Professor Thomas Weber, responsible for Mercedes-Benz Cars Group Research and Development, says that car manufacturers (in particular), energy providers and the petroleum industry should make a maximum contribution: “Such a technological change – from the conventional internal combustion engine toward emission-free mobility in the long term – cannot be implemented by the individual."
Lotus Engineering’s solution is to build a family of purpose-built three-cylinder (aiming at twin-cylinder) gasoline engines as range extenders for installation into vehicles as “components” built in large numbers and distributed to OEMs across the world. To this end the company has entered into cooperation with Spanish company Fagor Ederlan to achieve sufficient large-scale manufacture.
Engine expert, Jean-Pierre Pirault doesn’t expect any “bolts from the blue” or “physics beaters” in the medium term: “It’s more a case of progressive development to meet the prevailing emissions and CO2 legislation, whilst providing fun to drive and increasing refinement.”

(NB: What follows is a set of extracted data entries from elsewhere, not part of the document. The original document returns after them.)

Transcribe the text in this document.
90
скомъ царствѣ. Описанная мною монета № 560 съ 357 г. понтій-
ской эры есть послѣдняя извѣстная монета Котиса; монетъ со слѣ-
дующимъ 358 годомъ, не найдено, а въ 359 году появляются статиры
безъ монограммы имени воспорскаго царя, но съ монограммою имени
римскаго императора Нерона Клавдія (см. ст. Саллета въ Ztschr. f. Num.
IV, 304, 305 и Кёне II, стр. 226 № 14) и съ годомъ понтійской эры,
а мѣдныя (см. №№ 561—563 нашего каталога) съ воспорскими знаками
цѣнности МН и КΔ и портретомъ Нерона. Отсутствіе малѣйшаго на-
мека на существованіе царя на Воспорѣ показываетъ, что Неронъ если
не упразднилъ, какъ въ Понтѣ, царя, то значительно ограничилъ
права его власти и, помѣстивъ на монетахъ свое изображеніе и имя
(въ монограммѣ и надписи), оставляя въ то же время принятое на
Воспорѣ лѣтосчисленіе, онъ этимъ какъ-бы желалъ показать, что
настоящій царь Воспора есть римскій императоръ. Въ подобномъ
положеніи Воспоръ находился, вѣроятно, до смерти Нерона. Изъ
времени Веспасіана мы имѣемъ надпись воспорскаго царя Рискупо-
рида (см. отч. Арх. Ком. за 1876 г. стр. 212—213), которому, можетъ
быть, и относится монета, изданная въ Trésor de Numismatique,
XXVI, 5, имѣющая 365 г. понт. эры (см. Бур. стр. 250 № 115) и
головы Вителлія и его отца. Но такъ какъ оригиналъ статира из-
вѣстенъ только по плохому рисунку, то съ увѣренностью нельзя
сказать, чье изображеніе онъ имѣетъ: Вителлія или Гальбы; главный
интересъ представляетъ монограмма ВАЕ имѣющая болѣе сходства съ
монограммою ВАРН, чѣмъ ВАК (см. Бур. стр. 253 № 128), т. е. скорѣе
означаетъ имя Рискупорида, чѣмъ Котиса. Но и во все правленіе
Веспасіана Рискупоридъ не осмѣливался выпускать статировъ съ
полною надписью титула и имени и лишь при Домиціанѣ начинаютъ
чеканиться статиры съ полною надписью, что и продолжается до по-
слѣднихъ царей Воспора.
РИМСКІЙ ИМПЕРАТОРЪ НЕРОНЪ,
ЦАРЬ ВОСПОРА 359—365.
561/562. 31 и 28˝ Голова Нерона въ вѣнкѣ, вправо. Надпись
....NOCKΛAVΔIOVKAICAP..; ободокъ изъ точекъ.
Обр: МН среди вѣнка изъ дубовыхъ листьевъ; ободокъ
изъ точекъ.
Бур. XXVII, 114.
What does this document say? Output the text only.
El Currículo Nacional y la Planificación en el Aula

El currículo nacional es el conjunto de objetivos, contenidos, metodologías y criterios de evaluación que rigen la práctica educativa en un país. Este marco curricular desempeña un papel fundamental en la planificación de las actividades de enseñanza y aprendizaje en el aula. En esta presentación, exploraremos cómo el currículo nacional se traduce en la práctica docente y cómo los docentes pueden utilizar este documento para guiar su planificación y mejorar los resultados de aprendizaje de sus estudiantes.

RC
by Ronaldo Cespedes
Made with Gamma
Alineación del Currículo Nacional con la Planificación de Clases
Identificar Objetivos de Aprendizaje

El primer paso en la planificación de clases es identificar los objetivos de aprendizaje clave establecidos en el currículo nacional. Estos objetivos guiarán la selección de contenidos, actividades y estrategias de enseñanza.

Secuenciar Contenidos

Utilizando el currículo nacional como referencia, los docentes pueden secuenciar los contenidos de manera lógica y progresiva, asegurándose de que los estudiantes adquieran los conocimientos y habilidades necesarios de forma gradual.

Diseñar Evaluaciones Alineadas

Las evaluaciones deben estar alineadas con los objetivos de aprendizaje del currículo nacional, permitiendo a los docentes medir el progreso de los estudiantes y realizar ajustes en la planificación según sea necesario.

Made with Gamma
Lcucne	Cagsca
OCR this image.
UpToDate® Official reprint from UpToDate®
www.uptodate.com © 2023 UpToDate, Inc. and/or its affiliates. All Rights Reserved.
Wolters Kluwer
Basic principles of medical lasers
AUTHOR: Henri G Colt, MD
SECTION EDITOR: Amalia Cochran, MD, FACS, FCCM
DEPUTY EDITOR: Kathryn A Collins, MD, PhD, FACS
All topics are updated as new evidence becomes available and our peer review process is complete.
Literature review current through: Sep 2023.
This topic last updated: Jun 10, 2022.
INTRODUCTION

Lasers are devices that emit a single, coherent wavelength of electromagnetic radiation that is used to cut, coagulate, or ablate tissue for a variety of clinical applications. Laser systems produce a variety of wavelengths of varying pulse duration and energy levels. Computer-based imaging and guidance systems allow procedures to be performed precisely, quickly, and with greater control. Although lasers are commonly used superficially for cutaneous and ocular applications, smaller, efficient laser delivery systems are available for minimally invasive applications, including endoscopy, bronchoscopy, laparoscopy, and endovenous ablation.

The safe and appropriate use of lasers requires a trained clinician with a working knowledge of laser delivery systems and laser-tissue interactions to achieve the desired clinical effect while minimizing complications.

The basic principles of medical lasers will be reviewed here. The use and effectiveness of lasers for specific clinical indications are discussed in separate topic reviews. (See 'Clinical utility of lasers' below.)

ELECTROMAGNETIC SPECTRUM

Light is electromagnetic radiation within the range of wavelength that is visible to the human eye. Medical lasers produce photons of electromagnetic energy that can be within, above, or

However, he believes the fuel cell may appear before 2030 in some small city Ecars: “It would be exciting to imagine all those other developments, such as Bottoming cycles, might happen, but this is only likely in heavy duty and marine powertrain applications.”
“Whilst there is a huge future potential for light duty vehicles with China, India, south America coming on stream, the real problems will be with gridlock rather than energy efficiency and emissions, which are relatively easy to solve.”
There is much enthusiasm in the industry for the potential of fuel-cell technology, which, it is hoped will be shared by the car-buying public in time. The costs of hydrogen fuel cell systems and storage, which stifled early development, have steadily reduced in the last 10 years, leading to optimism that production of fuel cell vehicles, as compared with conventional and hybrid vehicles could become competitively attractive in the near future. While sufficient storage is a problem there are alternative methods being explored such as gas, liquid and materials. Durability is also an important factor. While considerable improvements have been made, further increases in durability are considered necessary. Fuel delivery is a particular concern to both manufacturers and consumers given that existing gasoline infrastructure and delivery methods are incompatible with the outlet of hydrogen.
Could a leftfield innovation representing a practicable solution to the automotive needs of the twenty-first century suddenly render all the millions of dollars worth of investment into lithium-ion battery, hybrid and range-extending technology worthless..? Unlikely; a global market that is only just coming round to accepting the viability of well-known types of alternative or modified powertrains is hardly likely to go electro-magnetic, anti-gravity or even steam-electric hybrid in even the medium to long term. Even the latest hybrids and plug-ins are unlikely to proliferate at a rate that unduly concerns the retailers of standard gasoline or diesel vehicles. Cost will continue to be the determining factor however desirable the new technology. Most experts predict the growth of alternative systems and fuels will be slow, but nevertheless sure, and the conservative nature of the average driver and their priorities will ensure that the car of tomorrow will resemble and grow out of the automobile of today and indeed yesterday.
14 December 2012